If you look closely in the picture above, you can see a pile of loose hair that has accumulated in my puzzle book.  Those hairs appeared over the course of just a few minutes, and just doesn't seem normal to me.  If you don't want to strain your eyes, I'll provide a detail below.


Yea, that isn't normal.  I'm wondering how long the hair will last.  I just paid for a haircut a week ago.  I wonder if they give chemo-refunds?

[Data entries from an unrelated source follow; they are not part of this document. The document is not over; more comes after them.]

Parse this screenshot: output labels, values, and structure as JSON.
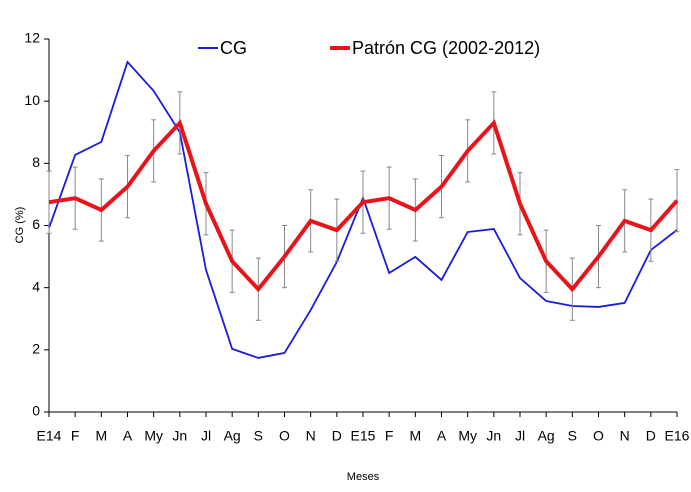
{
  "chart_data": {
    "type": "line",
    "x_label": "Meses",
    "y_label": "CG (%)",
    "categories": [
      "E14",
      "F",
      "M",
      "A",
      "My",
      "Jn",
      "Jl",
      "Ag",
      "S",
      "O",
      "N",
      "D",
      "E15",
      "F",
      "M",
      "A",
      "My",
      "Jn",
      "Jl",
      "Ag",
      "S",
      "O",
      "N",
      "D",
      "E16"
    ],
    "series": [
      {
        "name": "CG",
        "color": "#1a1ae0",
        "values": [
          5.92,
          8.27,
          8.69,
          11.26,
          10.33,
          9.0,
          4.57,
          2.03,
          1.74,
          1.9,
          3.28,
          4.83,
          6.89,
          4.47,
          4.99,
          4.25,
          5.79,
          5.89,
          4.31,
          3.57,
          3.41,
          3.38,
          3.51,
          5.21,
          5.86
        ]
      },
      {
        "name": "Patrón CG (2002-2012)",
        "color": "#e8141b",
        "values": [
          6.75,
          6.88,
          6.5,
          7.25,
          8.4,
          9.3,
          6.7,
          4.85,
          3.95,
          5.0,
          6.15,
          5.85,
          6.75,
          6.88,
          6.5,
          7.25,
          8.4,
          9.3,
          6.7,
          4.85,
          3.95,
          5.0,
          6.15,
          5.85,
          6.8
        ],
        "errors": [
          1,
          1,
          1,
          1,
          1,
          1,
          1,
          1,
          1,
          1,
          1,
          1,
          1,
          1,
          1,
          1,
          1,
          1,
          1,
          1,
          1,
          1,
          1,
          1,
          1
        ]
      }
    ],
    "ylim": [
      0,
      12
    ],
    "yticks": [
      0,
      2,
      4,
      6,
      8,
      10,
      12
    ],
    "legend": "top"
  }
}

Anyway, the next cycle starts in three days.  I go next Tuesday for a blood draw.  The good doctors have to make sure my white- and red-blood cell counts haven't tanked to a dangerously low level before letting me take the second dose.  Then on Wednesday, C and I get another lovely day in the leather chair.

So plenty of babbling for a first blog post.  I have no idea how frequently I'll update this.  Feel free to leave comments or questions.  I'll try to address anything that needs addressing.  In the mean time, don't take any wooden nickles.